Aquella noche en
la que la luna llena, brillante y hermosa, la madre de ellas y ellos vigilaba,
se abrió de nuevo el portal entre Luhén y la Tierra.
Un encapuchado
llevaba a Nura, a Yunuen y otros más encadenados hacia su escondite, cabizbajos
y susurrando palabras en su lengua, conjuros que no tenían ningún efecto en
aquel estado tan lamentable. Como cada cinco años, aquel extraño hombre
resentido, mentiroso y grotesco conseguía a unos cuantos brujos y brujas y las
encerraba hasta venderlos a algún desalmado o hasta que muriesen en sus
mazmorras.

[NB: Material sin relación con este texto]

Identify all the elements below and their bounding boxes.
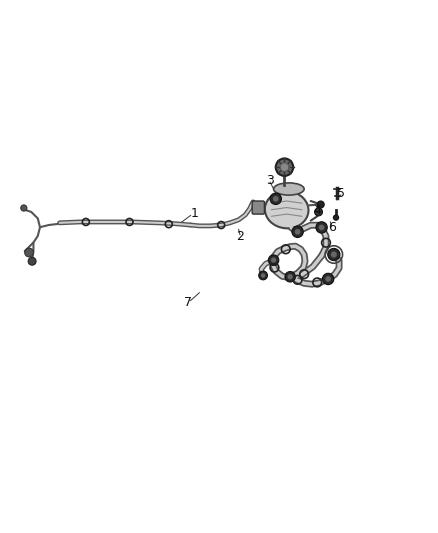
Circle shape (325, 276, 331, 282)
Circle shape (28, 257, 36, 265)
FancyBboxPatch shape (252, 201, 265, 214)
Circle shape (314, 208, 322, 216)
Circle shape (331, 252, 337, 257)
Circle shape (280, 163, 289, 172)
Circle shape (21, 205, 27, 211)
Text: 4: 4 (314, 204, 321, 217)
Text: 3: 3 (266, 174, 274, 187)
Circle shape (292, 226, 303, 238)
Circle shape (276, 158, 293, 176)
Circle shape (322, 273, 334, 285)
Circle shape (288, 274, 293, 279)
Ellipse shape (274, 183, 304, 195)
Circle shape (270, 193, 282, 205)
Text: 5: 5 (337, 187, 345, 200)
Circle shape (333, 215, 339, 220)
Circle shape (285, 271, 295, 282)
Circle shape (273, 196, 279, 201)
Circle shape (317, 201, 324, 208)
Circle shape (271, 257, 276, 263)
Text: 7: 7 (184, 296, 192, 309)
Circle shape (319, 224, 325, 230)
Text: 2: 2 (236, 230, 244, 243)
Ellipse shape (265, 191, 308, 228)
Text: 1: 1 (190, 207, 198, 220)
Circle shape (328, 248, 340, 261)
Circle shape (295, 229, 300, 235)
Circle shape (261, 273, 265, 278)
Circle shape (259, 271, 268, 280)
Text: 6: 6 (328, 221, 336, 234)
Circle shape (268, 255, 279, 265)
Circle shape (316, 222, 327, 233)
Circle shape (25, 248, 33, 257)
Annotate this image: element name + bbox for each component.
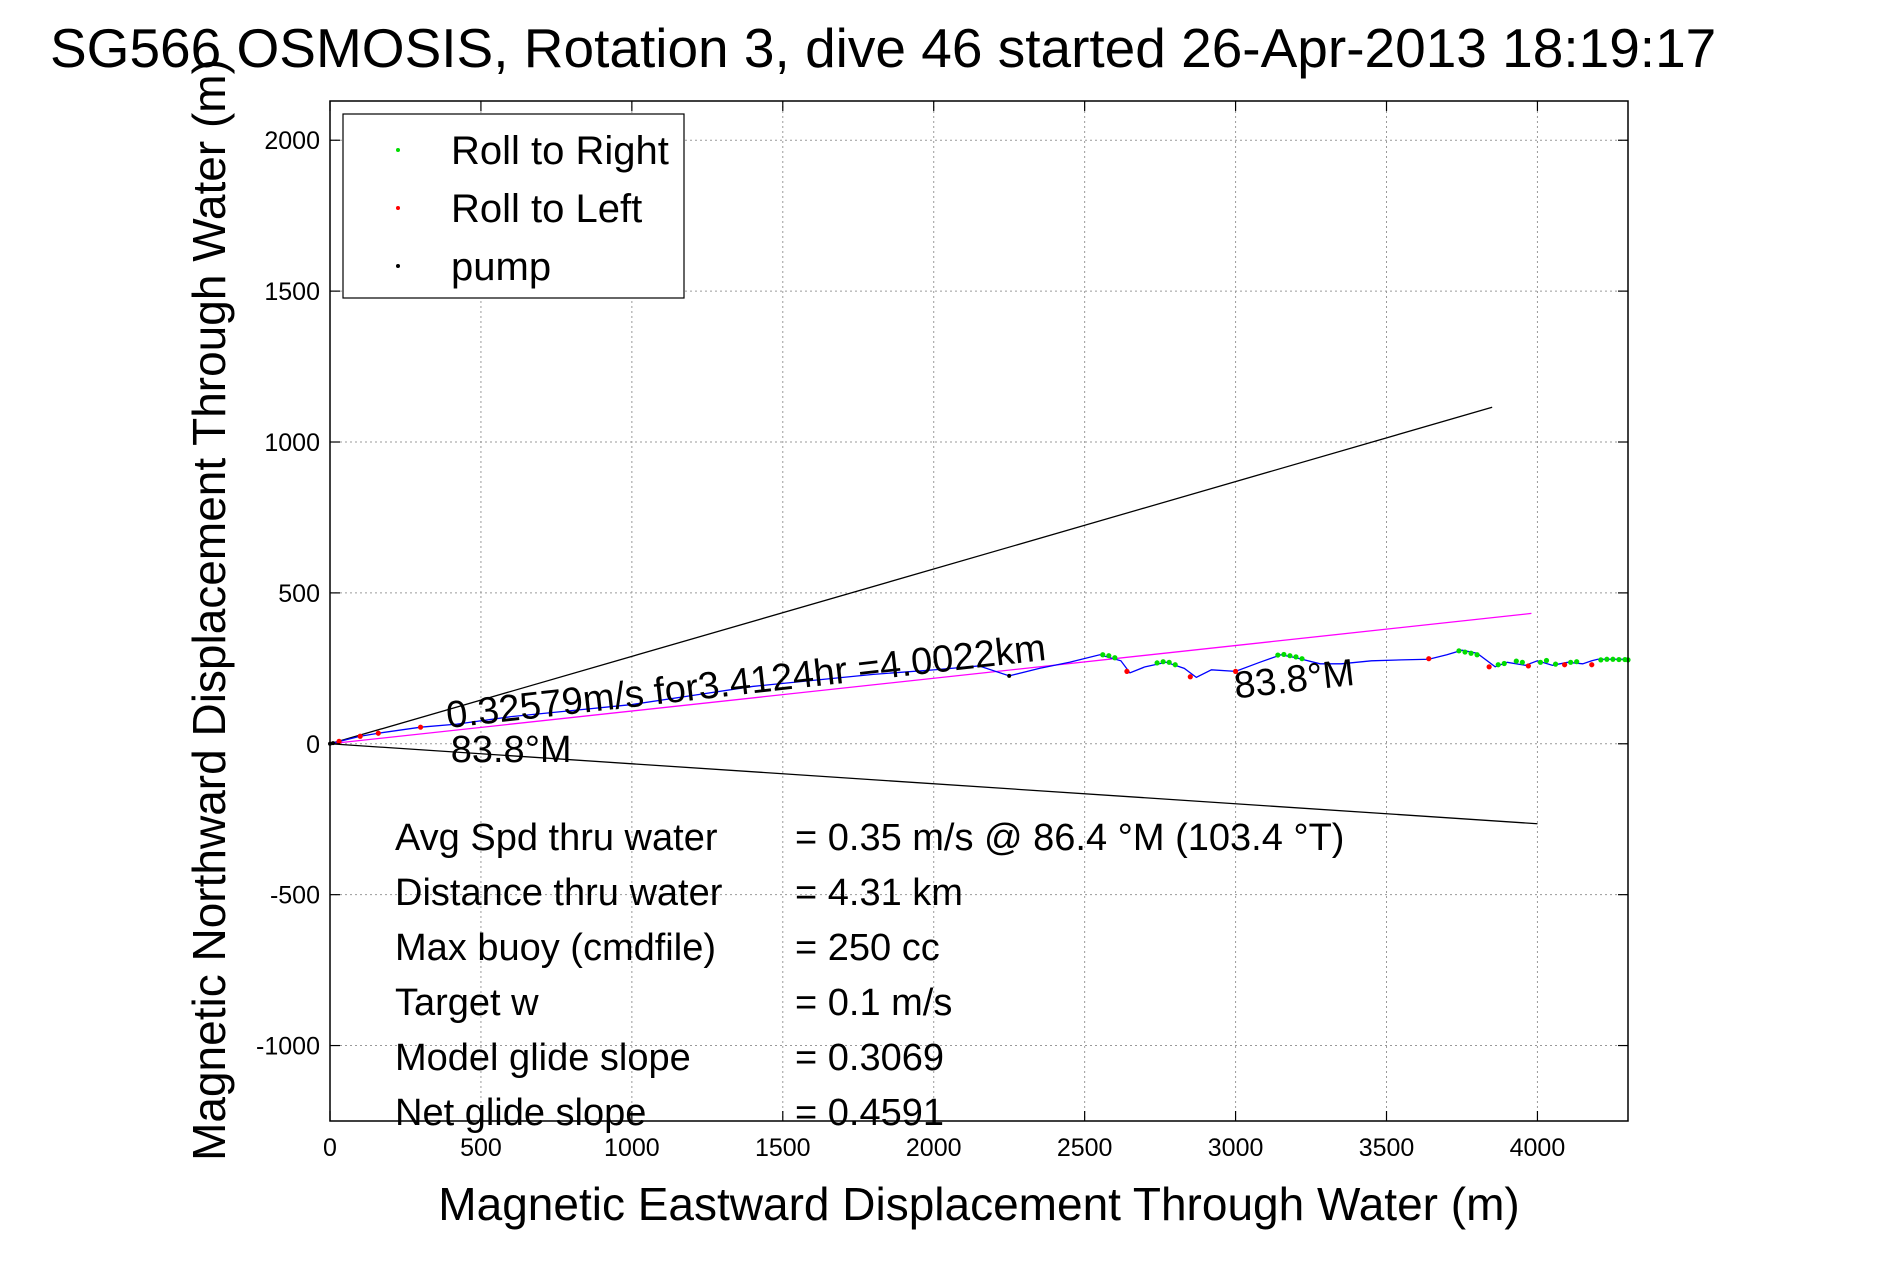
stat-label: Model glide slope	[395, 1037, 691, 1079]
roll-right-point	[1299, 656, 1305, 662]
roll-right-point	[1106, 653, 1112, 659]
roll-right-point	[1154, 660, 1160, 666]
x-tick-label: 1500	[755, 1134, 811, 1162]
legend: Roll to Right Roll to Left pump	[342, 113, 685, 299]
roll-right-point	[1513, 658, 1519, 664]
roll-left-point	[336, 738, 342, 744]
y-tick-label: 1500	[264, 278, 320, 306]
roll-right-point	[1501, 660, 1507, 667]
stat-label: Target w	[395, 982, 539, 1024]
roll-left-point	[1426, 656, 1432, 662]
roll-right-point	[1474, 652, 1480, 658]
roll-right-point	[1537, 659, 1544, 665]
roll-right-point	[1519, 659, 1525, 665]
roll-right-point	[1456, 648, 1462, 654]
legend-items: Roll to Right Roll to Left pump	[396, 129, 669, 289]
stat-value: = 4.31 km	[795, 872, 963, 914]
y-axis-label: Magnetic Northward Displacement Through …	[183, 59, 235, 1161]
roll-right-point	[1495, 662, 1501, 668]
y-tick-label: -500	[270, 882, 320, 910]
roll-right-point	[1293, 654, 1299, 660]
legend-label: Roll to Right	[451, 129, 669, 173]
stat-value: = 0.1 m/s	[795, 982, 952, 1024]
legend-marker	[396, 206, 400, 210]
y-tick-label: 0	[306, 731, 320, 759]
roll-left-point	[1589, 662, 1595, 668]
pump-point	[331, 741, 336, 746]
roll-right-point	[1166, 659, 1172, 665]
y-tick-label: 2000	[264, 127, 320, 155]
roll-right-point	[1604, 656, 1610, 662]
stat-label: Avg Spd thru water	[395, 817, 718, 859]
roll-right-point	[1172, 662, 1178, 668]
roll-right-point	[1598, 657, 1604, 663]
stat-value: = 250 cc	[795, 927, 940, 969]
roll-left-point	[1562, 662, 1568, 668]
stat-label: Net glide slope	[395, 1092, 646, 1134]
heading-fan-lower-line	[329, 743, 1538, 825]
y-tick-label: -1000	[256, 1033, 320, 1061]
legend-box	[342, 113, 685, 299]
annotation-label: 83.8°M	[451, 729, 572, 771]
roll-right-point	[1616, 656, 1622, 663]
roll-right-point	[1468, 650, 1474, 656]
x-tick-label: 2000	[906, 1134, 962, 1162]
stats-block: Avg Spd thru water = 0.35 m/s @ 86.4 °M (…	[395, 817, 1344, 1134]
roll-left-point	[1525, 663, 1531, 669]
legend-marker	[396, 264, 400, 268]
roll-left-point	[1232, 668, 1239, 674]
legend-marker	[396, 148, 400, 152]
roll-right-point	[1112, 655, 1118, 661]
x-tick-label: 3000	[1208, 1134, 1264, 1162]
average-heading-line	[329, 612, 1532, 745]
roll-right-point	[1287, 653, 1293, 659]
heading-fan-lines	[329, 406, 1538, 825]
roll-left-point	[1486, 664, 1492, 670]
x-tick-label: 0	[323, 1134, 337, 1162]
roll-right-point	[1462, 649, 1468, 655]
roll-left-point	[417, 724, 424, 730]
chart-title: SG566 OSMOSIS, Rotation 3, dive 46 start…	[50, 17, 1716, 79]
roll-right-point	[1568, 659, 1574, 665]
roll-left-point	[357, 733, 363, 739]
roll-right-point	[1100, 652, 1106, 658]
stat-label: Max buoy (cmdfile)	[395, 927, 716, 969]
legend-label: Roll to Left	[451, 187, 642, 231]
y-axis-ticks: 2000 1500 1000 500 0 -500 -1000	[256, 127, 1628, 1061]
stat-value: = 0.35 m/s @ 86.4 °M (103.4 °T)	[795, 817, 1344, 859]
heading-fan-upper-line	[329, 406, 1493, 745]
plot-frame	[329, 100, 1629, 1122]
y-tick-label: 1000	[264, 429, 320, 457]
roll-right-point	[1160, 659, 1166, 665]
roll-right-point	[1543, 657, 1550, 664]
x-axis-label: Magnetic Eastward Displacement Through W…	[438, 1178, 1519, 1230]
x-axis-ticks: 0 500 1000 1500 2000 2500 3000 3500 4000	[323, 101, 1565, 1162]
stat-value: = 0.4591	[795, 1092, 944, 1134]
roll-left-point	[1124, 668, 1130, 674]
data-points	[328, 648, 1631, 746]
x-tick-label: 4000	[1510, 1134, 1566, 1162]
stat-label: Distance thru water	[395, 872, 723, 914]
legend-label: pump	[451, 245, 551, 289]
stat-value: = 0.3069	[795, 1037, 944, 1079]
roll-right-point	[1574, 659, 1580, 665]
roll-left-point	[1187, 674, 1193, 680]
roll-left-point	[375, 730, 381, 736]
pump-point	[1007, 673, 1012, 678]
x-tick-label: 500	[460, 1134, 502, 1162]
roll-right-point	[1281, 651, 1287, 658]
x-tick-label: 3500	[1359, 1134, 1415, 1162]
x-tick-label: 2500	[1057, 1134, 1113, 1162]
x-tick-label: 1000	[604, 1134, 660, 1162]
roll-right-point	[1275, 652, 1281, 658]
y-tick-label: 500	[278, 580, 320, 608]
roll-right-point	[1610, 656, 1616, 662]
roll-right-point	[1552, 661, 1559, 667]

La muchacha de pelo negro y ojos rojos se resistía a caminar,
tirando con todas sus fuerzas hacia el lago cristalino para cruzar de nuevo el
portal, para regresar hacia su hogar del cual no quería marcharse. En cambio,
su madre Nura, sabía que de nada serviría y reservaba sus fuerzas mientras
calmaba a su hija con palabras tranquilizadoras y una canción de su tierra
aunque el viejo le golpeara cada vez que lo hacía.
Caminaron durante
toda la noche a través de oscuros árboles y matorrales, como si se estuvieran
escondiendo de algo o alguien, con el hombre no cruzaron ni una palabra, tan
solo miradas llenas de odio a las que él respondía con risas y burlas. Cuando
el sol comenzaba a aparecer por el horizonte y los primeros rayos iluminaban
las ramas y hojas, llegaron a una humilde cabaña de piedra. Por fuera era
modesta y sencilla: cuadrada de apenas doce metros de largo, demasiado pequeña
para poder vivir todos. Los brujos se extrañaron pero lo que más llamó su
atención fue que al alrededor de la casa había una capa de energía, una especia
de barrera invisible para los humanos la cual Nura y Yunuen temían, pues estaba
hecha por Amir, el material de almas que anulaba las danzas o el control de los
elementos, el mismo material que las cadenas que rodeaban sus delgadas muñecas.